The big problem with subs cutting supply is that you can't do anything to get rid of them like you can withair a scs. You could have a group of subs sit for a whole turn in a sea zone doing nothing with a huge carrier task force in the 4 box of the same sea zone all turn then decide to commit at a critical time get lucky and cut supply. I really like the idea that planes aborting back to the box become flipped, I would not flip CVP that abort back to a carrier though. You could also tweek this to make it easier to cut supply if that is desired by not requiring air to be face up to cut supply.
This idea is fine but it still has the same problem of RAW supply which is you have to clear the seazone of the enemy to cut supply which IMO is worse than actually having to find and sink the supply ships. One problem with LOS is players relying on a single CP at a crucial point when they should have 2 or more TRS. Another problem is WiF being a strategic game with a supply system that is all or nothing.
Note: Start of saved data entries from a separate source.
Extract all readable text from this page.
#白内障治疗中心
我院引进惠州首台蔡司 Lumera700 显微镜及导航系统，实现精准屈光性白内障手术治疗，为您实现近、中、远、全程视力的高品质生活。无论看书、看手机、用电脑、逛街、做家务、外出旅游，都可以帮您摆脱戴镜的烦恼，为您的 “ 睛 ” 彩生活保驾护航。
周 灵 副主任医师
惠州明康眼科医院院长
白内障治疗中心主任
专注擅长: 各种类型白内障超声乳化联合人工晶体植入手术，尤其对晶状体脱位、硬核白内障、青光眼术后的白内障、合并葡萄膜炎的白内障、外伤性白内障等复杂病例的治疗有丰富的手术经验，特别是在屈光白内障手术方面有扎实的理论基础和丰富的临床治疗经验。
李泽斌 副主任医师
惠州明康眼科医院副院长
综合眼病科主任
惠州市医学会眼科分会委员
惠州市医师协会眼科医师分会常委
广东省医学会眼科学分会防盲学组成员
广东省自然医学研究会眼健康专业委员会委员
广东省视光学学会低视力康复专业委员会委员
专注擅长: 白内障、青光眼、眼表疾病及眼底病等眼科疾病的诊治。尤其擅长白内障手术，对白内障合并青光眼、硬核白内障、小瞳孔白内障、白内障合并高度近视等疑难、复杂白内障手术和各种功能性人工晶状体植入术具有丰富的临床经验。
I've pretty much only played with LOS. The few games I tried without it I ended up putting out CPs just to remind myself I needed something in the zone if the enemy could reach it! Also, the CPs don't ever need to RTB and they're cheap.
As an aside much of the rationale for CVP being able to interact with LBA is the design assumption that only a portion of the LBA is out there vs the whole carrier wing. Harry has said this many times. So in fact most of the LBA is never out at sea and it's hard to justify flipping the whole thing if it aborts. Frankly I don't know how you kill a LBA if you only engage a small portion of it but that's another matter. In reality combat groups actually do launch all their aircraft at enemy TF that are spotted by dedicated recon aircraft not shown at WiF scale.
The "answer" of course to this is have more aircraft at sea in additional boxes- especially more fighters in low boxes. Personally I don't see it as a big change from RAW and while flipping ac that voluntarily abort may make it work a bit better than RAW that itself may not be a great mechanic. If you want something else I'd let CP's in any box but only those in the zero can transport resources with the rest only doing supply. I'd rather put 10 CPs in the 3 box then rely on 2 TRS for the same cost anyway- call CPs in higher boxes supply ships.